Making a difference

How one medical student is passing more than just tests—he’s passing legislation!

Indiana legislation calls for grants for programs for free testing for bone marrow donation registries, public education of bone marrow donation and more.

Imagine you are an osteopathic medical student in your first year of school. You are waist-deep in anatomy and pharmacology, information pouring over you like water from a firehose. Exams loom around every corner and you just want to catch a break. However, you are sidetracked in your free time by something that once caught your mind, and it also involves patient care.

Fixing a gap

This describes Joseph Asper, OMS II, who attends Marian University College of Osteopathic Medicine in Indiana. His family’s experience of battling cancer while living in countries with less-accessible health care led Asper to feel that his past could play a role in his future.

“My parents always inspired me to think of others,” he says. “I was young when I had relatives die from cancer, perhaps from poorly organized organ donation systems. If this was the case in the United States, I wanted to fix this gap for others.”

Joseph Asper, OMS II

He had largely been unaware of bone marrow and organ donation processes, but he eventually found his way to MD Anderson Cancer Center in Houston and became a patient navigator. Here, he took it upon himself to research bone marrow donation campaigns, particularly as he watched patients spend many months and sometimes years on match waitlists.

A bill is created

Through social media, Asper found that the Washington state legislature had passed a bill that promoted education on bone marrow donation. He was reassured that the legislation seemed bipartisan and found that other states had something similar.

After his time in Texas, Asper moved to Indiana for medical school. He became the medical student as described above, engrossed in his studies yet still plagued by the thought that some folks in his community may have a knowledge gap about bone marrow donation. He sought guidance from his state lawmakers, and inquired about introducing a bill that would raise awareness of bone marrow donation. He suggested that the focus would be on education but also with a special focus on minority populations. Marrow and organ matches are typically among people of similar descent, but minority populations are at risk due to the inherent lack of donors. His hope would be that certain entities such as driver’s license bureaus would be asked to disseminate this information to ensure a broad outreach.

One of the first lawmakers he contacted was Indiana State Senator Greg Taylor, who was interested in the issue, and thus a bill was drafted. Several months later, the bill would begin the arduous process of readings, hearing testimonies and multiple edits. Student doctor Asper began looking for resources and support for the bill, including donor groups such as Be the Match and Project 44. Other state house representatives contacted him to discuss their support as well.

Connecting with the medical community

As some of Asper’s mentors learned of this incredible grassroots campaign, they recommended that he reach out to Indiana Osteopathic Association (IOA) Executive Director Tabitha Arnett. This intrigued Asper; he did not know that the state society would be involved in advocacy, but now he knew he needed help.  Of course, Arnett was proud to support his efforts, but was genuinely surprised at how close the bill was to becoming a law.
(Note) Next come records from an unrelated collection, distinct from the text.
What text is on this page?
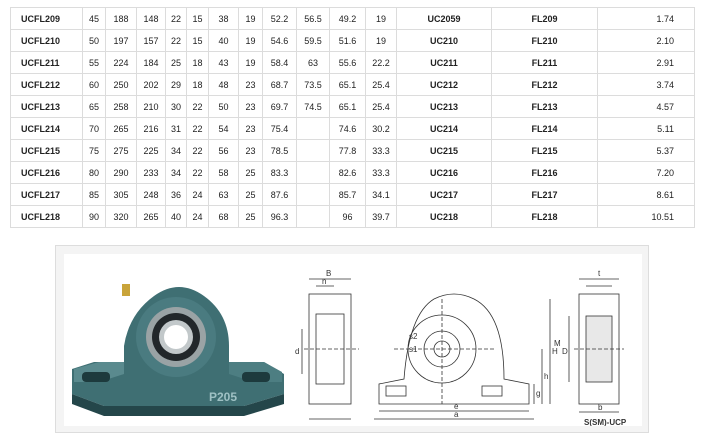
UCFL209	45	188	148	22	15	38	19	52.2	56.5	49.2	19	UC2059	FL209	1.74
UCFL210	50	197	157	22	15	40	19	54.6	59.5	51.6	19	UC210	FL210	2.10
UCFL211	55	224	184	25	18	43	19	58.4	63	55.6	22.2	UC211	FL211	2.91
UCFL212	60	250	202	29	18	48	23	68.7	73.5	65.1	25.4	UC212	FL212	3.74
UCFL213	65	258	210	30	22	50	23	69.7	74.5	65.1	25.4	UC213	FL213	4.57
UCFL214	70	265	216	31	22	54	23	75.4		74.6	30.2	UC214	FL214	5.11
UCFL215	75	275	225	34	22	56	23	78.5		77.8	33.3	UC215	FL215	5.37
UCFL216	80	290	233	34	22	58	25	83.3		82.6	33.3	UC216	FL216	7.20
UCFL217	85	305	248	36	24	63	25	87.6		85.7	34.1	UC217	FL217	8.61
UCFL218	90	320	265	40	24	68	25	96.3		96	39.7	UC218	FL218	10.51
P205
B
n
d
s2
s1
g
h
H D
M
e
a
t
b
S(SM)-UCP
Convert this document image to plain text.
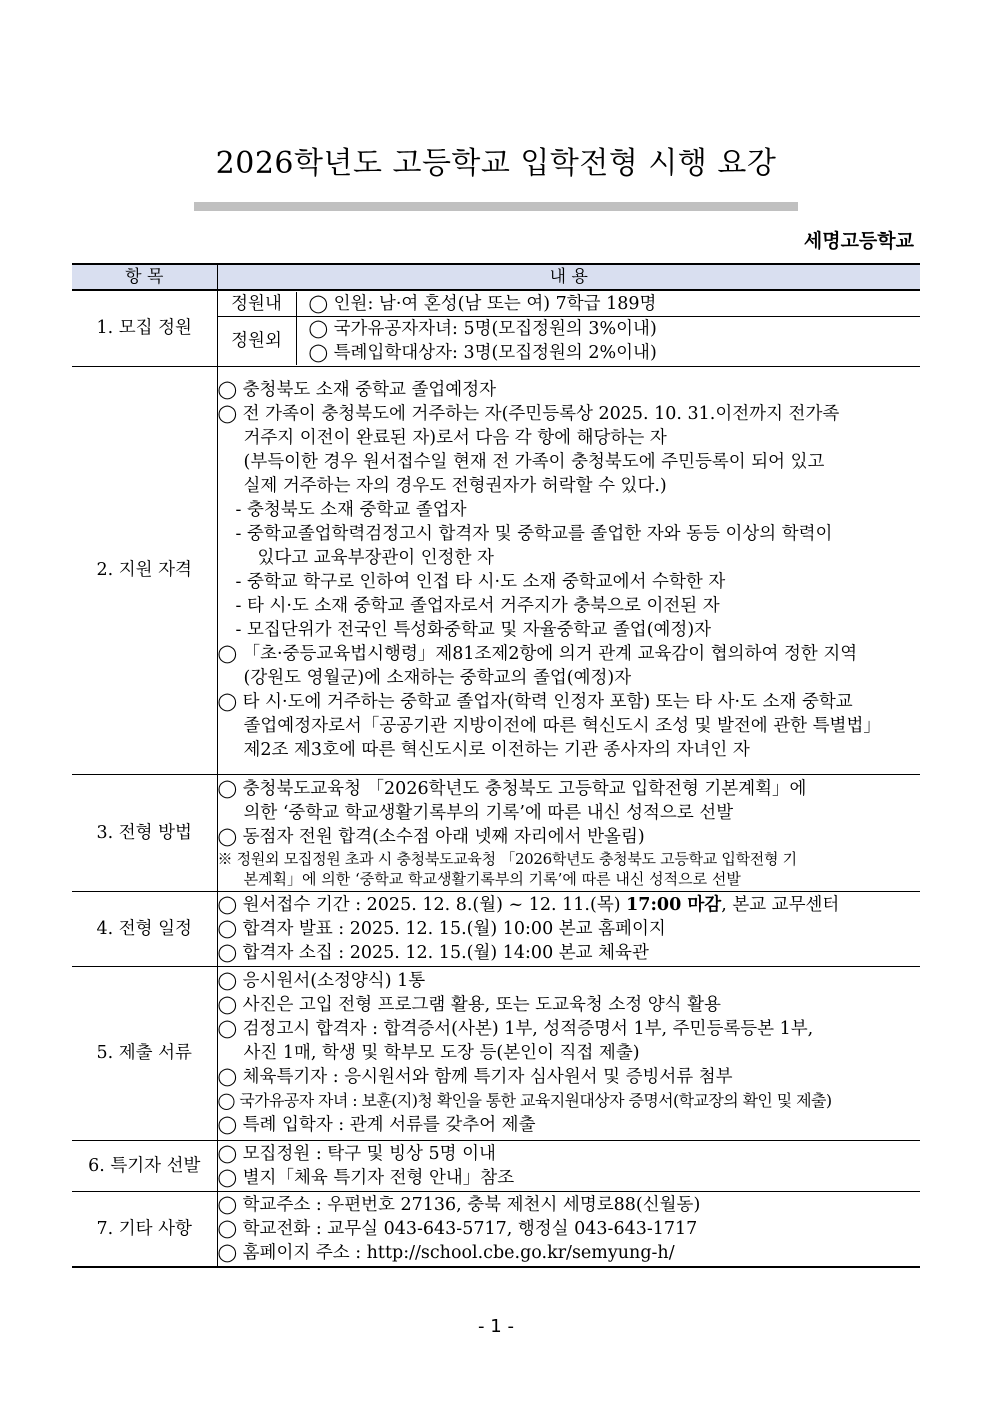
2026학년도 고등학교 입학전형 시행 요강
세명고등학교
항 목	내 용
1. 모집 정원	
정원내	◯ 인원: 남·여 혼성(남 또는 여) 7학급 189명

정원외	
◯ 국가유공자자녀: 5명(모집정원의 3%이내)
◯ 특례입학대상자: 3명(모집정원의 2%이내)

2. 지원 자격	
◯ 충청북도 소재 중학교 졸업예정자
◯ 전 가족이 충청북도에 거주하는 자(주민등록상 2025. 10. 31.이전까지 전가족
거주지 이전이 완료된 자)로서 다음 각 항에 해당하는 자
(부득이한 경우 원서접수일 현재 전 가족이 충청북도에 주민등록이 되어 있고
실제 거주하는 자의 경우도 전형권자가 허락할 수 있다.)
- 충청북도 소재 중학교 졸업자
- 중학교졸업학력검정고시 합격자 및 중학교를 졸업한 자와 동등 이상의 학력이
있다고 교육부장관이 인정한 자
- 중학교 학구로 인하여 인접 타 시·도 소재 중학교에서 수학한 자
- 타 시·도 소재 중학교 졸업자로서 거주지가 충북으로 이전된 자
- 모집단위가 전국인 특성화중학교 및 자율중학교 졸업(예정)자
◯ 「초·중등교육법시행령」제81조제2항에 의거 관계 교육감이 협의하여 정한 지역
(강원도 영월군)에 소재하는 중학교의 졸업(예정)자
◯ 타 시·도에 거주하는 중학교 졸업자(학력 인정자 포함) 또는 타 사·도 소재 중학교
졸업예정자로서「공공기관 지방이전에 따른 혁신도시 조성 및 발전에 관한 특별법」
제2조 제3호에 따른 혁신도시로 이전하는 기관 종사자의 자녀인 자

3. 전형 방법	
◯ 충청북도교육청 「2026학년도 충청북도 고등학교 입학전형 기본계획」에
의한 ‘중학교 학교생활기록부의 기록’에 따른 내신 성적으로 선발
◯ 동점자 전원 합격(소수점 아래 넷째 자리에서 반올림)
※ 정원외 모집정원 초과 시 충청북도교육청 「2026학년도 충청북도 고등학교 입학전형 기
본계획」에 의한 ‘중학교 학교생활기록부의 기록’에 따른 내신 성적으로 선발

4. 전형 일정	
◯ 원서접수 기간 : 2025. 12. 8.(월) ~ 12. 11.(목) 17:00 마감, 본교 교무센터
◯ 합격자 발표 : 2025. 12. 15.(월) 10:00 본교 홈페이지
◯ 합격자 소집 : 2025. 12. 15.(월) 14:00 본교 체육관

5. 제출 서류	
◯ 응시원서(소정양식) 1통
◯ 사진은 고입 전형 프로그램 활용, 또는 도교육청 소정 양식 활용
◯ 검정고시 합격자 : 합격증서(사본) 1부, 성적증명서 1부, 주민등록등본 1부,
사진 1매, 학생 및 학부모 도장 등(본인이 직접 제출)
◯ 체육특기자 : 응시원서와 함께 특기자 심사원서 및 증빙서류 첨부
◯ 국가유공자 자녀 : 보훈(지)청 확인을 통한 교육지원대상자 증명서(학교장의 확인 및 제출)
◯ 특례 입학자 : 관계 서류를 갖추어 제출

6. 특기자 선발	
◯ 모집정원 : 탁구 및 빙상 5명 이내
◯ 별지「체육 특기자 전형 안내」참조

7. 기타 사항	
◯ 학교주소 : 우편번호 27136, 충북 제천시 세명로88(신월동)
◯ 학교전화 : 교무실 043-643-5717, 행정실 043-643-1717
◯ 홈페이지 주소 : http://school.cbe.go.kr/semyung-h/
- 1 -
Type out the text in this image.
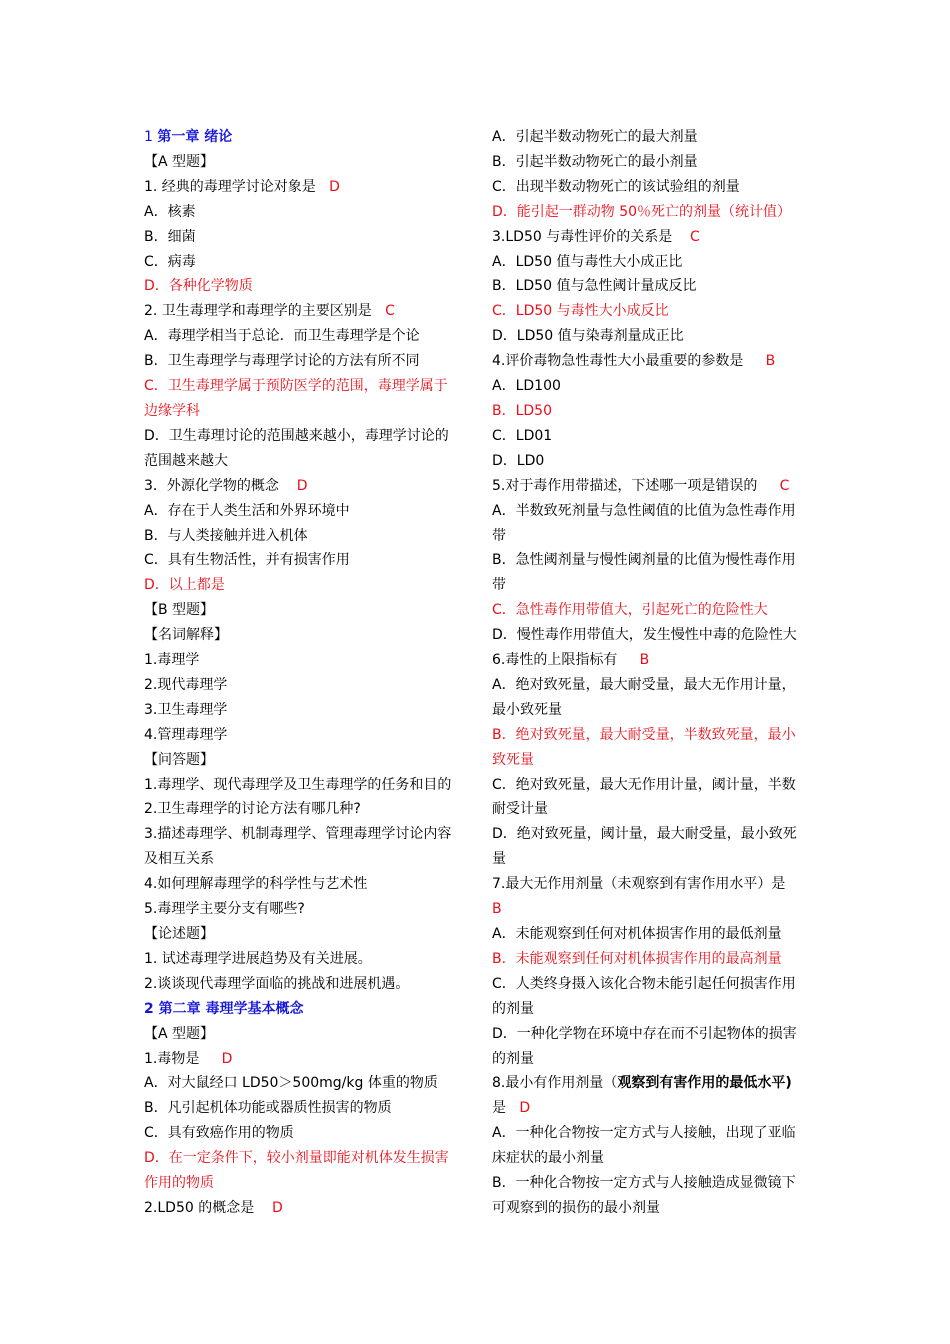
1 第一章 绪论
【A 型题】
1. 经典的毒理学讨论对象是   D
A．核素
B．细菌
C．病毒
D．各种化学物质
2. 卫生毒理学和毒理学的主要区别是   C
A．毒理学相当于总论．而卫生毒理学是个论
B．卫生毒理学与毒理学讨论的方法有所不同
C．卫生毒理学属于预防医学的范围，毒理学属于
边缘学科
D．卫生毒理讨论的范围越来越小，毒理学讨论的
范围越来越大
3．外源化学物的概念    D
A．存在于人类生活和外界环境中
B．与人类接触并进入机体
C．具有生物活性，并有损害作用
D．以上都是
【B 型题】
【名词解释】
1.毒理学
2.现代毒理学
3.卫生毒理学
4.管理毒理学
【问答题】
1.毒理学、现代毒理学及卫生毒理学的任务和目的
2.卫生毒理学的讨论方法有哪几种?
3.描述毒理学、机制毒理学、管理毒理学讨论内容
及相互关系
4.如何理解毒理学的科学性与艺术性
5.毒理学主要分支有哪些?
【论述题】
1. 试述毒理学进展趋势及有关进展。
2.谈谈现代毒理学面临的挑战和进展机遇。
2 第二章 毒理学基本概念
【A 型题】
1.毒物是     D
A．对大鼠经口 LD50＞500mg/kg 体重的物质
B．凡引起机体功能或器质性损害的物质
C．具有致癌作用的物质
D．在一定条件下，较小剂量即能对机体发生损害
作用的物质
2.LD50 的概念是    D
A．引起半数动物死亡的最大剂量
B．引起半数动物死亡的最小剂量
C．出现半数动物死亡的该试验组的剂量
D．能引起一群动物 50％死亡的剂量（统计值）
3.LD50 与毒性评价的关系是    C
A．LD50 值与毒性大小成正比
B．LD50 值与急性阈计量成反比
C．LD50 与毒性大小成反比
D．LD50 值与染毒剂量成正比
4.评价毒物急性毒性大小最重要的参数是     B
A．LD100
B．LD50
C．LD01
D．LD0
5.对于毒作用带描述，下述哪一项是错误的     C
A．半数致死剂量与急性阈值的比值为急性毒作用
带
B．急性阈剂量与慢性阈剂量的比值为慢性毒作用
带
C．急性毒作用带值大，引起死亡的危险性大
D．慢性毒作用带值大，发生慢性中毒的危险性大
6.毒性的上限指标有     B
A．绝对致死量，最大耐受量，最大无作用计量，
最小致死量
B．绝对致死量，最大耐受量，半数致死量，最小
致死量
C．绝对致死量，最大无作用计量，阈计量，半数
耐受计量
D．绝对致死量，阈计量，最大耐受量，最小致死
量
7.最大无作用剂量（未观察到有害作用水平）是
B
A．未能观察到任何对机体损害作用的最低剂量
B．未能观察到任何对机体损害作用的最高剂量
C．人类终身摄入该化合物未能引起任何损害作用
的剂量
D．一种化学物在环境中存在而不引起物体的损害
的剂量
8.最小有作用剂量（观察到有害作用的最低水平)
是   D
A．一种化合物按一定方式与人接触，出现了亚临
床症状的最小剂量
B．一种化合物按一定方式与人接触造成显微镜下
可观察到的损伤的最小剂量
“I encourage osteopathic medical students to work with their state osteopathic association on all policy issues important to them,” Arnett says. “We understand the bigger picture and often have connections to help move things forward.”

Of course, there were many things to figure out before the bill could move forward, including finances, the logistics of printing and disseminating flyers and the construction of a website where folks could be led to the bone marrow donation registry. Fortunately, there was widespread support from within the medical community. The IOA, AOA and the Children’s Organ Transplant Association (COTA) all sent letters of support.

A final draft was brought before the state legislature, calling for public education of bone marrow donation with a focus on minorities, and information on requirements and procedures for testing and donation. The bill also called for this information to be readily available in health care facilities, blood banks and driver’s license bureaus. Indiana Gov. Eric Holcomb signed this bill into law on March 7, 2022. You can read the entirety of the bill here.

‘Be innovative’

I was so inspired to speak to Asper about this advocacy adventure. It turns out that he is interested in pursuing psychiatry as a specialty and plans to incorporate lessons learned from his experience with prospective transplant patients into his practice. For instance, he would like to focus on anxiety disorders and stress disorders in patients awaiting bone marrow and organ transplant, particularly among ethnic minorities. There seems to be little research in this part of medicine, but I have no doubt Asper will take the lead.

When asked to reflect on his success in this grassroots campaign, Asper says, “Think of an idea. Don’t be afraid to ask for help. Don’t fear that it will be a waste of time. Be innovative and find a niche topic that is important to you because chances are it will also benefit others.”

Asper hopes that through the sharing of this story, his fellow medical students will also be influenced to become strong advocates for patients and the profession. 

“Even as a medical student, you have the ability to influence politics and the duty to advocate for what is needed in society,” he says. 

Asper has been an inspiration in the state advocacy movement. He along with Arnett and the entire IOA team have exemplified what it means to be strong advocates in the osteopathic family and will no doubt have saved lives through their efforts.

Editor’s note: The views expressed in this article are the author’s own and do not necessarily represent the views of The DO or the AOA.